Uninstall#
To remove the operator and related resources, you need to follow specific sequence to remove them.
DeviceConfig
custom resourcesHelm Charts or OLM bundle
Custom resource definition
Uninstall Custom Resource#
To delete the Deviceconfig
, you can use either one of the methods:
use existing YAML file:
kubectl delete -f deviceconfigs.yaml
query the cluster and delete by resource metadata:
kubectl delete deviceconfigs <your-deviceconfig-name> -n kube-amd-gpu
simply remove all deviceconfigs in the namespace:
kubectl delete deviceconfigs --all -n kube-amd-gpu
Once the deletion was triggered, if out-of-tree driver was previously installed by AMD GPU operator, it will trigger KMM to send worker pods to selected nodes and start to unload the amdgpu
kernel module.
The delete request won’t finish immediately, instead it will wait for the unload confirmation from all selected worker nodes, then finish the deletion of the DeviceConfig
resource.
If delete request gets stuck for too long, you may need to check the status of KMM worker pods, if any error happened please check the worker pod error logs:
kubectl logs kmm-worker -n kube-amd-gpu
or refer to Troubleshooting document to find the solution.
Uninstall Helm Charts#
helm uninstall amd-gpu-operator -n kube-amd-gpu
By default the helm uninstall command will call a pre-delete hook to check if there is any DeviceConfig
custom resources existing in the cluster.
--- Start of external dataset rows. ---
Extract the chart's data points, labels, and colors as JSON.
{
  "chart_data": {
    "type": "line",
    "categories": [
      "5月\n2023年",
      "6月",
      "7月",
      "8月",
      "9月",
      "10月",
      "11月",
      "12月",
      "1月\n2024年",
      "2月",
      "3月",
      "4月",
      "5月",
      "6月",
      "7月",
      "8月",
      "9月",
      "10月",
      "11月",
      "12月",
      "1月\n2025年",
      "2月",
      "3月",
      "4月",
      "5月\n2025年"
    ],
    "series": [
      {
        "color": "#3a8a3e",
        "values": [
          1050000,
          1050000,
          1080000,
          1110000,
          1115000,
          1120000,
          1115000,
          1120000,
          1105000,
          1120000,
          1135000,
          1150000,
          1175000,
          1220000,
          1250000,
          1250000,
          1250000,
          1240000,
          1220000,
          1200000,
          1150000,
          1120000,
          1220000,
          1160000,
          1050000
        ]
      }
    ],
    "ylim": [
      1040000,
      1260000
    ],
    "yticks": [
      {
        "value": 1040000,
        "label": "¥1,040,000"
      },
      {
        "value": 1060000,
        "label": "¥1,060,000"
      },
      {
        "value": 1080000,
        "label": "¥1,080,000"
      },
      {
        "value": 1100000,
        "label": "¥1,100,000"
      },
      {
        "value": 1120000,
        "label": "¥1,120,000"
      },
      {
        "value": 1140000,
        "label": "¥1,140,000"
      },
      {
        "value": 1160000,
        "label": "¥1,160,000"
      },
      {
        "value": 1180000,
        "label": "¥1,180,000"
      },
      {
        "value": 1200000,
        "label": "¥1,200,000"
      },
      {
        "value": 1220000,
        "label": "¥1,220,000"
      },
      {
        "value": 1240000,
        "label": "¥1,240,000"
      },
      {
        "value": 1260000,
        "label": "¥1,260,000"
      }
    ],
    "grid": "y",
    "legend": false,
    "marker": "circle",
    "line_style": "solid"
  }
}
If you forget to remove all the DeviceConfig
custom resources, the pre-delete hook will stop the helm uninstall process. In that situation, please delete all existing DeviceConfig
.
Note
The pre-delete hook is using the operator controller image to run kubectl for checking existing DeviceConfig
, if you want to skip the pre-delete hook, you can run helm uninstall command with --no-hooks
option, in that way the Helm Charts will be immediately uninstalled but may have risk that some DeviceConfig
resources still remain in the cluster.
Uninstall Custom Resource Definition#
By default Helm Charts won’t uninstall the CRDs for users, so you may need to manually clean up CRDs after uninstalling the Helm Charts. To list all existing CRDs, run this command:
$ kubectl get crds
NAME CREATED AT
certificaterequests.cert-manager.io 2024-08-20T00:29:12Z
certificates.cert-manager.io 2024-08-20T00:29:12Z
challenges.acme.cert-manager.io 2024-08-20T00:29:12Z
clusterissuers.cert-manager.io 2024-08-20T00:29:12Z
deviceconfigs.amd.com 2024-10-29T19:39:37Z
issuers.cert-manager.io 2024-08-20T00:29:12Z
modules.kmm.sigs.x-k8s.io 2024-10-29T19:39:37Z
nodefeaturegroups.nfd.k8s-sigs.io 2024-10-29T19:39:37Z
nodefeaturerules.nfd.k8s-sigs.io 2024-10-29T19:39:37Z
nodefeatures.nfd.k8s-sigs.io 2024-10-29T19:39:37Z
nodemodulesconfigs.kmm.sigs.x-k8s.io 2024-10-29T19:39:37Z
orders.acme.cert-manager.io 2024-08-20T00:29:12Z
preflightvalidations.kmm.sigs.x-k8s.io 2024-10-29T22:53:39Z
then use kubectl to delete CRDs that need to be deleted:
kubectl delete crds deviceconfigs.amd.com
Warning
Carefully evaluate the impact of removing all CRDs. If the CRDs of cert-manager, NFD or KMM are being used by operators other than AMD GPU operator, deleting those CRDs may affect other operators.